Une décision extrêmement rapide
Et c’est justement un arrêt que le Conseil d’État a rendu hier en faveur de la culture. Une décision prise à une vitesse phénoménale.
Dès lors, un point chronologique s’impose. Le 22 décembre, le Comité de concertation annonce, à la surprise générale, la fermeture des cinémas, théâtres et salles de concert.

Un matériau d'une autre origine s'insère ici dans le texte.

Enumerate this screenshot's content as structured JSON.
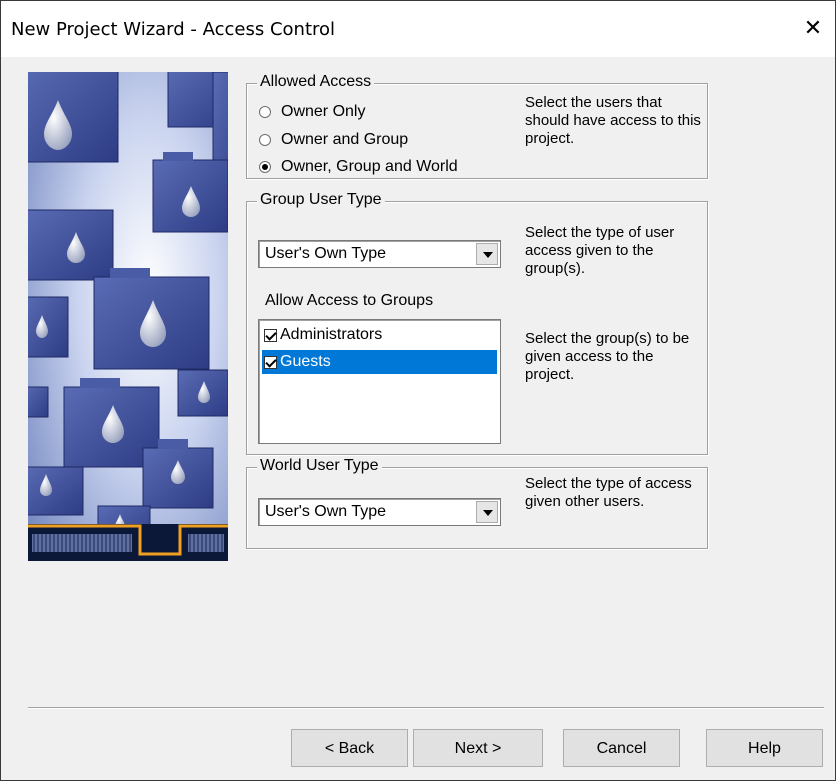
{
  "window": {
    "title": "New Project Wizard - Access Control",
    "close_glyph": "✕"
  },
  "allowed_access": {
    "legend": "Allowed Access",
    "options": [
      {
        "label": "Owner Only",
        "selected": false
      },
      {
        "label": "Owner and Group",
        "selected": false
      },
      {
        "label": "Owner, Group and World",
        "selected": true
      }
    ],
    "help": "Select the users that should have access to this project."
  },
  "group_user_type": {
    "legend": "Group User Type",
    "combo_value": "User's Own Type",
    "combo_help": "Select the type of user access given to the group(s).",
    "groups_label": "Allow Access to Groups",
    "groups": [
      {
        "label": "Administrators",
        "checked": true,
        "selected": false
      },
      {
        "label": "Guests",
        "checked": true,
        "selected": true
      }
    ],
    "groups_help": "Select the group(s) to be given access to the project."
  },
  "world_user_type": {
    "legend": "World User Type",
    "combo_value": "User's Own Type",
    "help": "Select the type of access given other users."
  },
  "buttons": {
    "back": "< Back",
    "next": "Next >",
    "cancel": "Cancel",
    "help": "Help"
  },
  "colors": {
    "selection": "#0078d7",
    "art_background": "#7b8fc7",
    "folder": "#3d4f9a",
    "accent": "#f0a020"
  }
}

Le lendemain, l’article 4 de l’arrêté royal inscrit cette décision dans le marbre sous ces termes: « les espaces intérieurs des établissements ou des parties des établissements relevant des secteurs culturel, festif, récréatif ou évènementiel sont fermés au public ». Le 25 décembre, le producteur Mathieu Pinte introduit une requête pour demander la suspension, selon la procédure d’extrême urgence, de l’exécution de cet article. L’affaire est fixée au 28 décembre à 9 heures. En fin d’après-midi, le Conseil d'État donne raison à Mathieu Pinte et suspend les mesures sanitaires dans le secteur culturel.
La procédure d’extrême urgence permet de boucler des affaires en un temps record. En quelques heures parfois. Dans ce cas-ci, trois jours ont suffi. « Pourquoi cette procédure a-t-elle pu être mobilisée? Parce que Monsieur Pinte était dans l’organisation d’un spectacle qui devait se produire le 28 décembre pour la première fois et donc il lui fallait une réponse avant la soirée », rappelle David Renders.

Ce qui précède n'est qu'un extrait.